8 The inability to escape poverty with only one wage earner does not imply that measures such as minimum wages are useful and beneficial for the poor. In principle, the impact of minimum wage legislation on poverty is uncertain. On one hand, those who benefit from a minimum wage may enjoy higher salaries, and this may lead to lower poverty. On the other hand, if the level of the minimum wage is higher than the marginal productivity of some workers, these may lose their employment, which may increase poverty. For any one or both of above effects to be observed, the minimum wage must be binding, and there is no certitude a priori that it will be, in part because many Latin American countries lack the capacity to enforce their minimum wage legislation.
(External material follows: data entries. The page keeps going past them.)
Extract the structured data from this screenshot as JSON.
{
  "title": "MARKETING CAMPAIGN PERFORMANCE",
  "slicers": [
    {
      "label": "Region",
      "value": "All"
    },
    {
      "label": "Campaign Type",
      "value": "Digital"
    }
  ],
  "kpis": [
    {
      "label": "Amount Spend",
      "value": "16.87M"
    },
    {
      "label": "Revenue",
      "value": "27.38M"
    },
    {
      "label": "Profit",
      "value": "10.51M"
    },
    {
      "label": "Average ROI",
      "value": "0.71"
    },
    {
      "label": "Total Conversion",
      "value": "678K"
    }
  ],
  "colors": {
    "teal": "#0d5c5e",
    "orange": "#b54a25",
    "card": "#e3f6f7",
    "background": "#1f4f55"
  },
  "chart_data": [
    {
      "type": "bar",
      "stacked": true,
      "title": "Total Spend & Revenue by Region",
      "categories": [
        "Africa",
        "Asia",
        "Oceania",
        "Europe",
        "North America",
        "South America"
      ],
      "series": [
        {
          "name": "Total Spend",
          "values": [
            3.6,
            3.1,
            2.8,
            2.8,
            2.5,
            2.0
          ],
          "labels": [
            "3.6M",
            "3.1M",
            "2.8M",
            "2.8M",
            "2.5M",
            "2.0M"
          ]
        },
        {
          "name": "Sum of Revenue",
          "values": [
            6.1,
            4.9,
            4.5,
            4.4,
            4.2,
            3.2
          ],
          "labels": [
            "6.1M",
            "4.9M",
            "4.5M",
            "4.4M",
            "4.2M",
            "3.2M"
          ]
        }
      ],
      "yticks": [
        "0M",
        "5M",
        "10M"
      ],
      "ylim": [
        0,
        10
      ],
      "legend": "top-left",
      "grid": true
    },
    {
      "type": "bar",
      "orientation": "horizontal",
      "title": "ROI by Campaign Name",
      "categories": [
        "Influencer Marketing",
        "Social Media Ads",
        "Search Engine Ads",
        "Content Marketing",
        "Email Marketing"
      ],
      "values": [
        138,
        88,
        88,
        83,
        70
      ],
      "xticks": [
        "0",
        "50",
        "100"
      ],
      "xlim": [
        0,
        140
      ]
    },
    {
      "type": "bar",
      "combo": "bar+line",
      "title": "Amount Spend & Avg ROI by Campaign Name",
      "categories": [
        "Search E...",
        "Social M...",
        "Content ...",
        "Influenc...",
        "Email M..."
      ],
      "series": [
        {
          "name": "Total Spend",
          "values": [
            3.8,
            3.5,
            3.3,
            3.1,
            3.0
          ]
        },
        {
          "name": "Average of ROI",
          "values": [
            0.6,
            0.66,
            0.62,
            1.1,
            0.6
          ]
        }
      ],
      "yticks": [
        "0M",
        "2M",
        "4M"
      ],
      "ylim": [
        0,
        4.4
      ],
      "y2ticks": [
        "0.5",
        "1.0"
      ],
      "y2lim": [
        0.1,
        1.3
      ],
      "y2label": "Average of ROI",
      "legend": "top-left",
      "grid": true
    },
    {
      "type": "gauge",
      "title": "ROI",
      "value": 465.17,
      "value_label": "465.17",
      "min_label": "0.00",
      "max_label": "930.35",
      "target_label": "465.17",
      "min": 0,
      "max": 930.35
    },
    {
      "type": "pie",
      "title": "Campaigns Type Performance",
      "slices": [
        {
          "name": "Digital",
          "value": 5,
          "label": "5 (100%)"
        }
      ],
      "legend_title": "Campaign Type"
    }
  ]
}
One might think that due to enforcement constraints in the informal sector, minimum wages would tend to affect only formal workers. But this need not be the case, because informal workers wages may adjust to formal minimum wages. A concern about the minimum wage is that it may be costly for public expenditures because of its effect on the pay of public workers such as teachers and physicians when their wages are set at a multiple of the minimum wage. When this occurs, public servant pay may wipe out scarce budgetary resources which could be used for poverty reduction.
9 Being self-employed and/or in the informal sector need not be a bad thing in itself, even in rural areas. There is a large literature on self-employment, especially as it relates to the informal sector, but this is not reviewed here.